Saturday, August 9, 2008

coming soon: a digital camera based on the human eye

Digital cameras would soon be more humanised, what with a new technology that can produce images with a wider field of view, just like the human eye.

In a collaborative study, Yonggang Huang, Joseph Cummings Professor of Civil and Environmental Engineering and Mechanical Engineering and John Rogers, the Flory-Founder Chair Professor of Materials Science and Engineering have created array of silicon detectors and electronics that can be conformed to a curved surface.

Thus, just like the human eye, the curved surface can act as the focal plane array of the camera, which captures an image.

In a normal camera, such electronics must lie on a straight surface, and the camera's complex system of lenses have to reflect an image several times before it can reflect on the right spots on the focal plane.

"The advantages of curved detector surface imaging have been understood by optics designers for a long time, and by biologists for an even longer time. That's how the human eye works -- using the curved surface at the back of the eye to capture an image," Nature quoted Huang, as saying.

The researchers established experimental methods and theoretical foundations for an effective way to transfer the electronics from a flat surface to a curved one.

They created a hemispherical transfer element made out of a thin elastomeric membrane that can be stretched out into the shape of a flat drumhead. In this form, planar (flat) electronics can be transferred onto the elastomer. Popping the elastomer back into its hemispheric form enables the transfer of the electronics onto a hemispherical device substrate.

But the drawback was that such a process applied to conventional electronics leads to catastrophic mechanical fracture in the brittle semiconductor materials

Thus they created an array of photodetectors and circuit elements that are so small - approximately 100 micrometers square - they aren't as affected when the elastomer pops back into its hemispheric shape.

In addition, each of these devices on the array is connected by thin metal wires on plastic, which form arc-shaped structures that Huang and Rogers call "pop-up bridges." These bridges interconnect the silicon devices, thereby relaxing all of the strain associated with return of the elastomer to its curved shape.

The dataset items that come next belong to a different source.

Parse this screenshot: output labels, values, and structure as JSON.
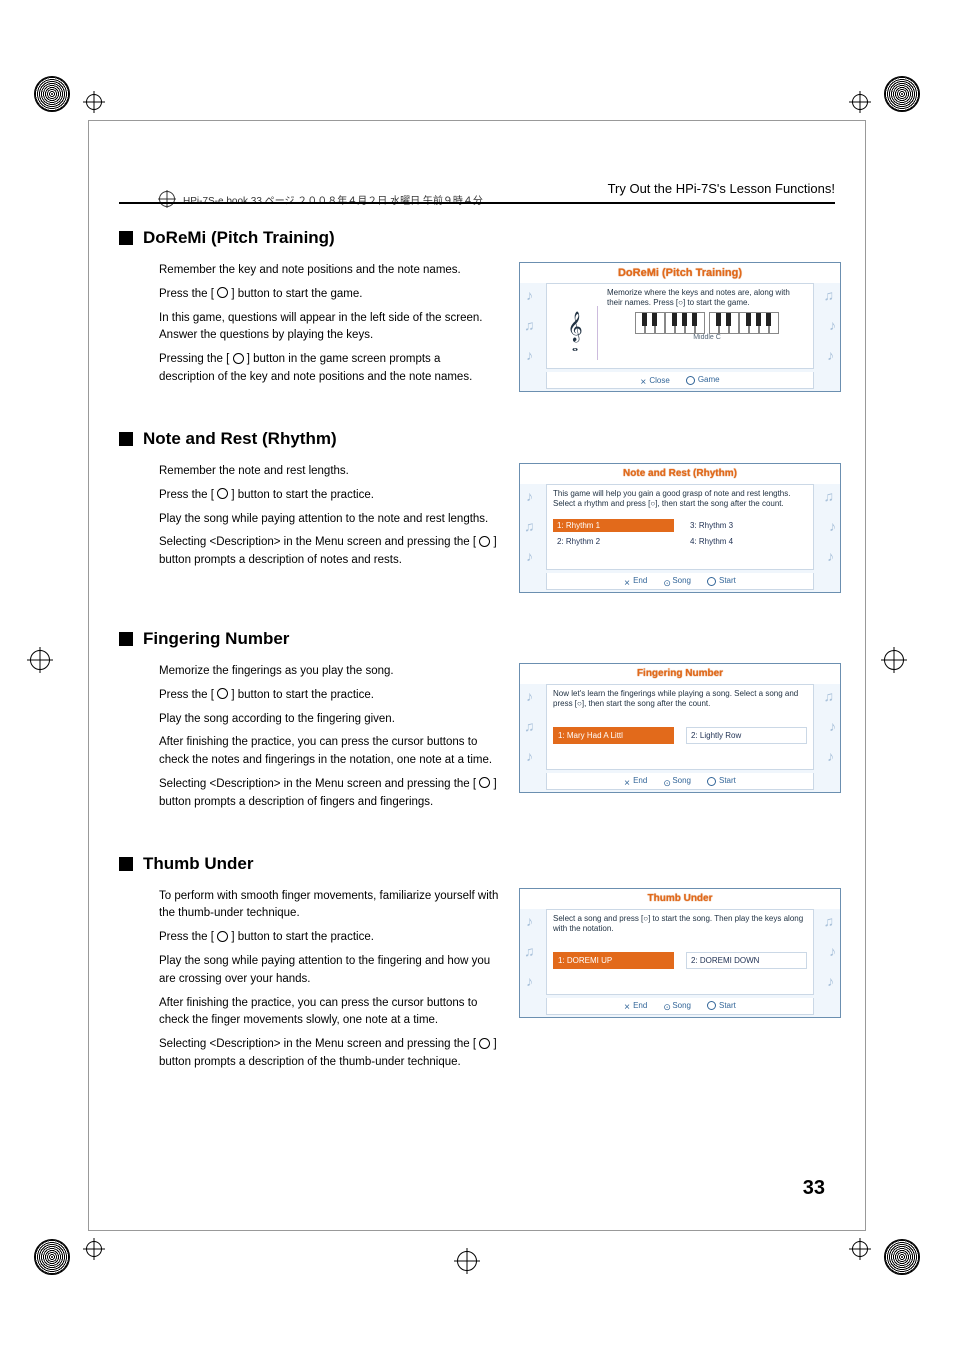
{
  "header_meta": "HPi-7S-e.book 33 ページ ２００８年４月２日 水曜日 午前９時４分",
  "running_head": "Try Out the HPi-7S's Lesson Functions!",
  "page_number": "33",
  "sections": {
    "doremi": {
      "title": "DoReMi (Pitch Training)",
      "p1": "Remember the key and note positions and the note names.",
      "p2a": "Press the [ ",
      "p2b": " ] button to start the game.",
      "p3": "In this game, questions will appear in the left side of the screen. Answer the questions by playing the keys.",
      "p4a": "Pressing the [ ",
      "p4b": " ] button in the game screen prompts a description of the key and note positions and the note names.",
      "panel": {
        "title": "DoReMi (Pitch Training)",
        "desc": "Memorize where the keys and notes are, along with their names. Press [○] to start the game.",
        "mode": "Middle C",
        "btn_close": "Close",
        "btn_game": "Game"
      }
    },
    "noterest": {
      "title": "Note and Rest (Rhythm)",
      "p1": "Remember the note and rest lengths.",
      "p2a": "Press the [ ",
      "p2b": " ] button to start the practice.",
      "p3": "Play the song while paying attention to the note and rest lengths.",
      "p4a": "Selecting <Description> in the Menu screen and pressing the [ ",
      "p4b": " ] button prompts a description of notes and rests.",
      "panel": {
        "title": "Note and Rest (Rhythm)",
        "desc": "This game will help you gain a good grasp of note and rest lengths. Select a rhythm and press [○], then start the song after the count.",
        "items": [
          "1: Rhythm  1",
          "3: Rhythm  3",
          "2: Rhythm  2",
          "4: Rhythm  4"
        ],
        "btn_end": "End",
        "btn_song": "Song",
        "btn_start": "Start"
      }
    },
    "fingering": {
      "title": "Fingering Number",
      "p1": "Memorize the fingerings as you play the song.",
      "p2a": "Press the [ ",
      "p2b": " ] button to start the practice.",
      "p3": "Play the song according to the fingering given.",
      "p4": "After finishing the practice, you can press the cursor buttons to check the notes and fingerings in the notation, one note at a time.",
      "p5a": "Selecting <Description> in the Menu screen and pressing the [ ",
      "p5b": " ] button prompts a description of fingers and fingerings.",
      "panel": {
        "title": "Fingering Number",
        "desc": "Now let's learn the fingerings while playing a song. Select a song and press [○], then start the song after the count.",
        "items": [
          "1: Mary Had A Littl",
          "2: Lightly Row"
        ],
        "btn_end": "End",
        "btn_song": "Song",
        "btn_start": "Start"
      }
    },
    "thumb": {
      "title": "Thumb Under",
      "p1": "To perform with smooth finger movements, familiarize yourself with the thumb-under technique.",
      "p2a": "Press the [ ",
      "p2b": " ] button to start the practice.",
      "p3": "Play the song while paying attention to the fingering and how you are crossing over your hands.",
      "p4": "After finishing the practice, you can press the cursor buttons to check the finger movements slowly, one note at a time.",
      "p5a": "Selecting <Description> in the Menu screen and pressing the [ ",
      "p5b": " ] button prompts a description of the thumb-under technique.",
      "panel": {
        "title": "Thumb Under",
        "desc": "Select a song and press [○] to start the song. Then play the keys along with the notation.",
        "items": [
          "1: DOREMI UP",
          "2: DOREMI DOWN"
        ],
        "btn_end": "End",
        "btn_song": "Song",
        "btn_start": "Start"
      }
    }
  }
}
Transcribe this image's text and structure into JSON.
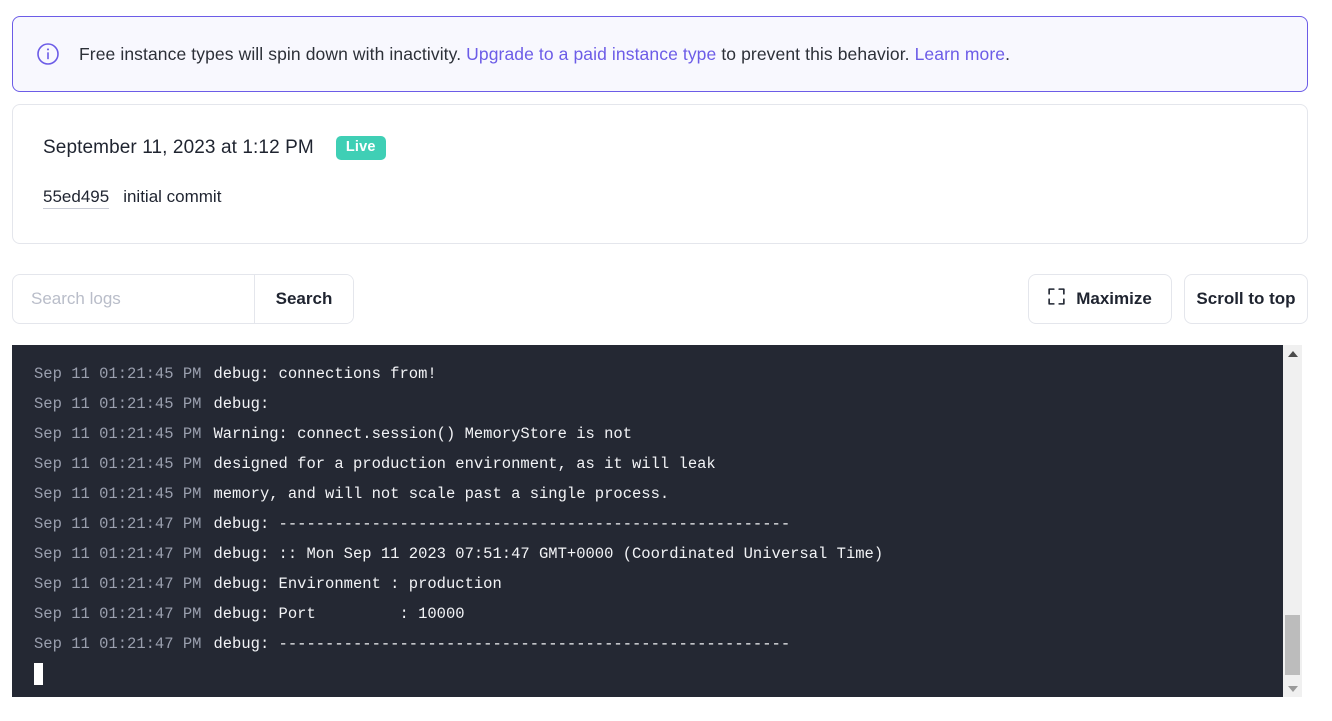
{
  "banner": {
    "icon": "info-circle-icon",
    "text_before": "Free instance types will spin down with inactivity.",
    "link_upgrade": "Upgrade to a paid instance type",
    "text_middle": "to prevent this behavior.",
    "link_learn": "Learn more",
    "text_after": ".",
    "accent_color": "#6c5ce7",
    "background_color": "#f8f8fe"
  },
  "deploy": {
    "timestamp": "September 11, 2023 at 1:12 PM",
    "status_badge": "Live",
    "status_color": "#3fcfb5",
    "commit_hash": "55ed495",
    "commit_message": "initial commit"
  },
  "toolbar": {
    "search_placeholder": "Search logs",
    "search_value": "",
    "search_button": "Search",
    "maximize_label": "Maximize",
    "maximize_icon": "expand-corners-icon",
    "scroll_top_label": "Scroll to top"
  },
  "console": {
    "background_color": "#242833",
    "timestamp_color": "#9a9fae",
    "message_color": "#f2f3f6",
    "cursor": "block-cursor",
    "lines": [
      {
        "timestamp": "Sep 11 01:21:45 PM",
        "message": "debug: connections from!"
      },
      {
        "timestamp": "Sep 11 01:21:45 PM",
        "message": "debug:"
      },
      {
        "timestamp": "Sep 11 01:21:45 PM",
        "message": "Warning: connect.session() MemoryStore is not"
      },
      {
        "timestamp": "Sep 11 01:21:45 PM",
        "message": "designed for a production environment, as it will leak"
      },
      {
        "timestamp": "Sep 11 01:21:45 PM",
        "message": "memory, and will not scale past a single process."
      },
      {
        "timestamp": "Sep 11 01:21:47 PM",
        "message": "debug: -------------------------------------------------------"
      },
      {
        "timestamp": "Sep 11 01:21:47 PM",
        "message": "debug: :: Mon Sep 11 2023 07:51:47 GMT+0000 (Coordinated Universal Time)"
      },
      {
        "timestamp": "Sep 11 01:21:47 PM",
        "message": "debug: Environment : production"
      },
      {
        "timestamp": "Sep 11 01:21:47 PM",
        "message": "debug: Port         : 10000"
      },
      {
        "timestamp": "Sep 11 01:21:47 PM",
        "message": "debug: -------------------------------------------------------"
      }
    ]
  },
  "scrollbar": {
    "up_arrow": "scroll-up-arrow",
    "down_arrow": "scroll-down-arrow"
  }
}
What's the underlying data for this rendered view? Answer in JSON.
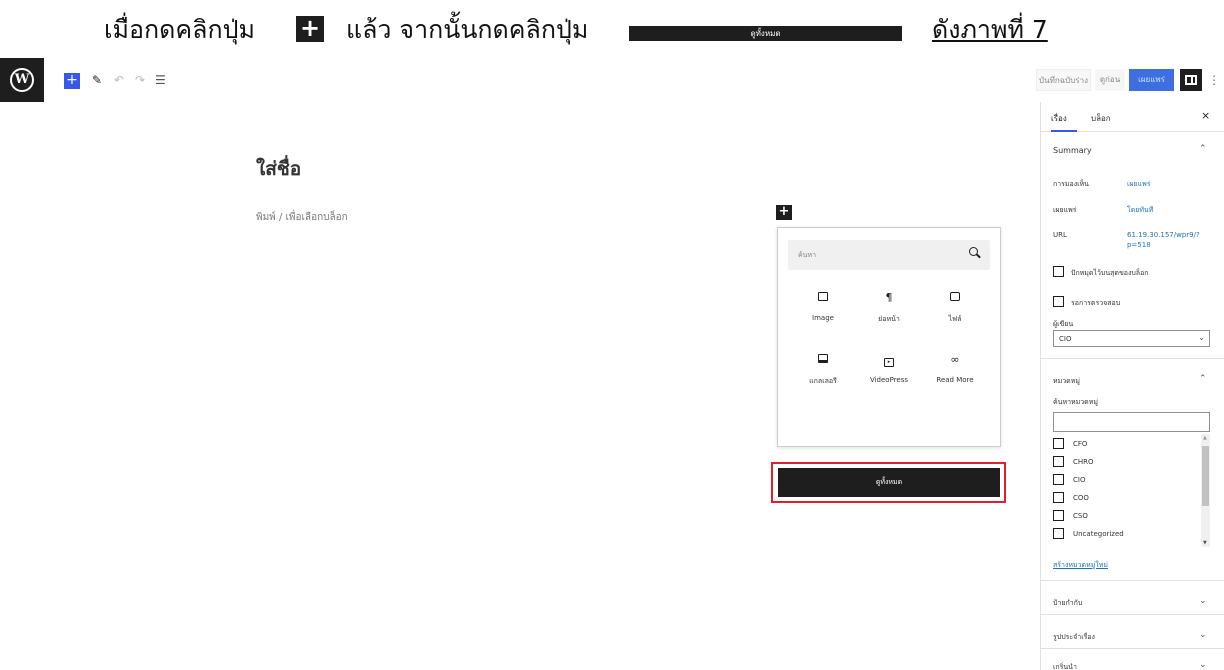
{
  "caption": {
    "part1": "เมื่อกดคลิกปุ่ม",
    "plus_icon": "plus-icon",
    "part2": "แล้ว จากนั้นกดคลิกปุ่ม",
    "button_text": "ดูทั้งหมด",
    "part3": "ดังภาพที่ 7"
  },
  "toolbar": {
    "logo": "W",
    "add_icon": "+",
    "pen_icon": "✎",
    "undo_icon": "↶",
    "redo_icon": "↷",
    "list_icon": "☰",
    "save_draft": "บันทึกฉบับร่าง",
    "preview": "ดูก่อน",
    "publish": "เผยแพร่",
    "more": "⋮"
  },
  "canvas": {
    "title_placeholder": "ใส่ชื่อ",
    "body_hint": "พิมพ์ / เพื่อเลือกบล็อก"
  },
  "inserter": {
    "toggle": "+",
    "search_placeholder": "ค้นหา",
    "blocks": [
      {
        "icon": "image-icon",
        "label": "Image"
      },
      {
        "icon": "paragraph-icon",
        "label": "ย่อหน้า"
      },
      {
        "icon": "file-icon",
        "label": "ไฟล์"
      },
      {
        "icon": "gallery-icon",
        "label": "แกลเลอรี"
      },
      {
        "icon": "videopress-icon",
        "label": "VideoPress"
      },
      {
        "icon": "link-icon",
        "label": "Read More"
      }
    ],
    "view_all": "ดูทั้งหมด"
  },
  "sidebar": {
    "tab_post": "เรื่อง",
    "tab_block": "บล็อก",
    "close": "×",
    "summary": {
      "title": "Summary",
      "visibility_label": "การมองเห็น",
      "visibility_value": "เผยแพร่",
      "publish_label": "เผยแพร่",
      "publish_value": "โดยทันที",
      "url_label": "URL",
      "url_line1": "61.19.30.157/wpr9/?",
      "url_line2": "p=518",
      "stick_label": "ปักหมุดไว้บนสุดของบล็อก",
      "pending_label": "รอการตรวจสอบ",
      "author_label": "ผู้เขียน",
      "author_value": "CIO"
    },
    "categories": {
      "title": "หมวดหมู่",
      "search_label": "ค้นหาหมวดหมู่",
      "items": [
        "CFO",
        "CHRO",
        "CIO",
        "COO",
        "CSO",
        "Uncategorized"
      ],
      "add_new": "สร้างหมวดหมู่ใหม่"
    },
    "tags": "ป้ายกำกับ",
    "featured_image": "รูปประจำเรื่อง",
    "excerpt": "เกริ่นนำ"
  }
}
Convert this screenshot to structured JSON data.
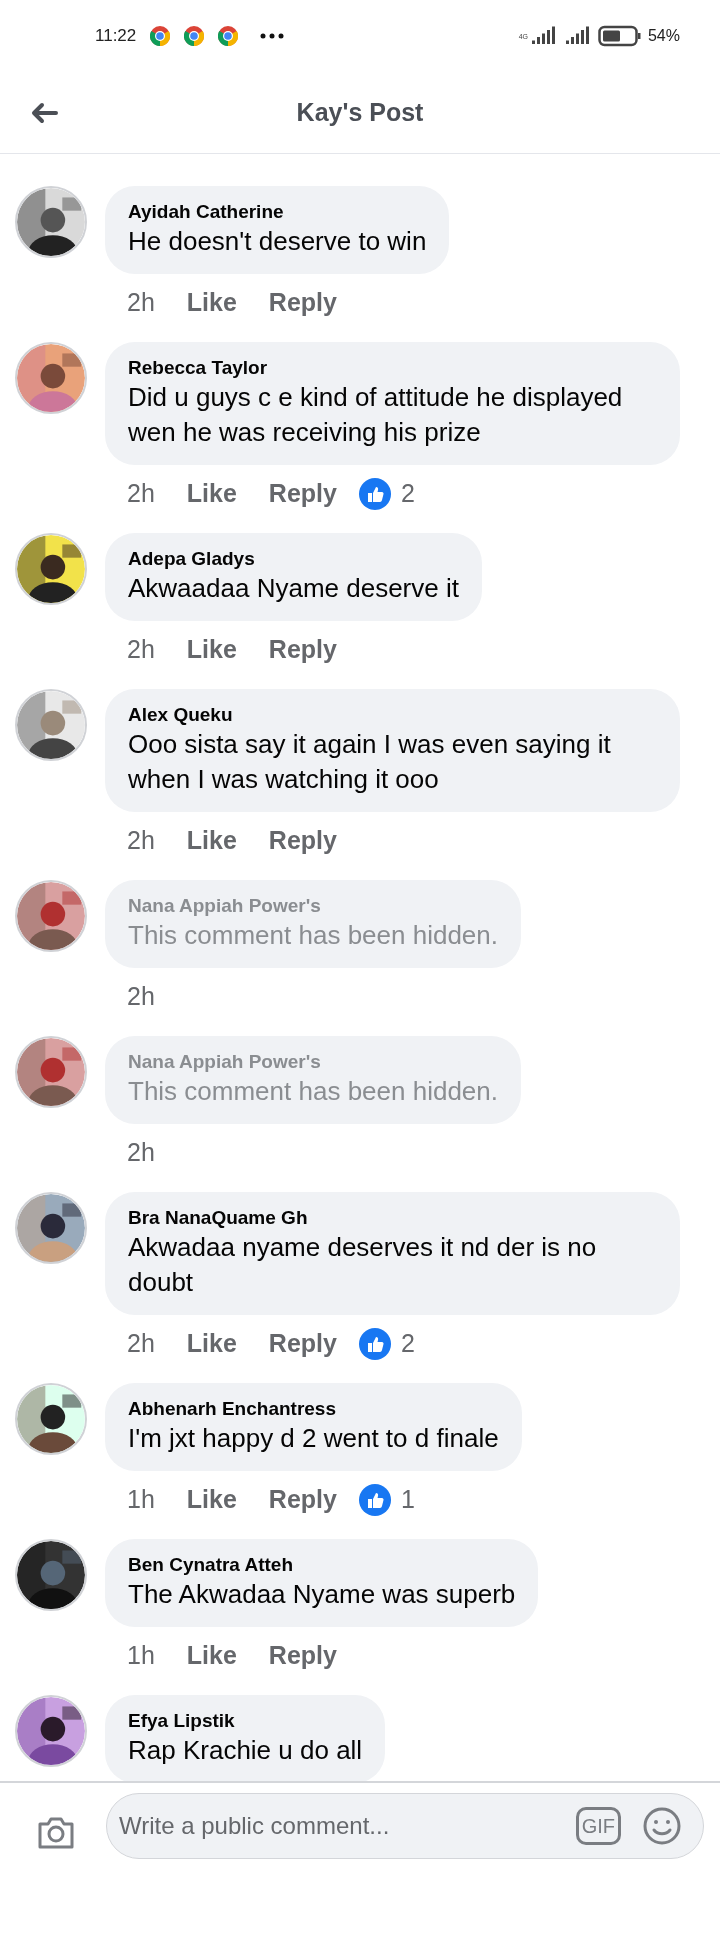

The array was also designed in such a way that the silicon component of each device is sandwiched in the middle of two other layers, the so-called natural mechanical plane. That way, while the top layer is stretched and the bottom layer is compressed, the middle layer experiences very small stress.

The images obtained using this curved array in an electronic eye-type camera indicate large-scale pictures that are much clearer than those obtained with similar, but planar, cameras, when simple imaging optics are used.

"In a conventional, planar camera, parts of the images that fall at the edges of the fields of view are typically not imaged well using simple optics. The hemisphere layout of the electronic eye eliminates this and other limitations, thereby providing improved imaging characteristics," said Huang.

The results of this research will be published as the cover story in the upcoming issue of the journal Nature.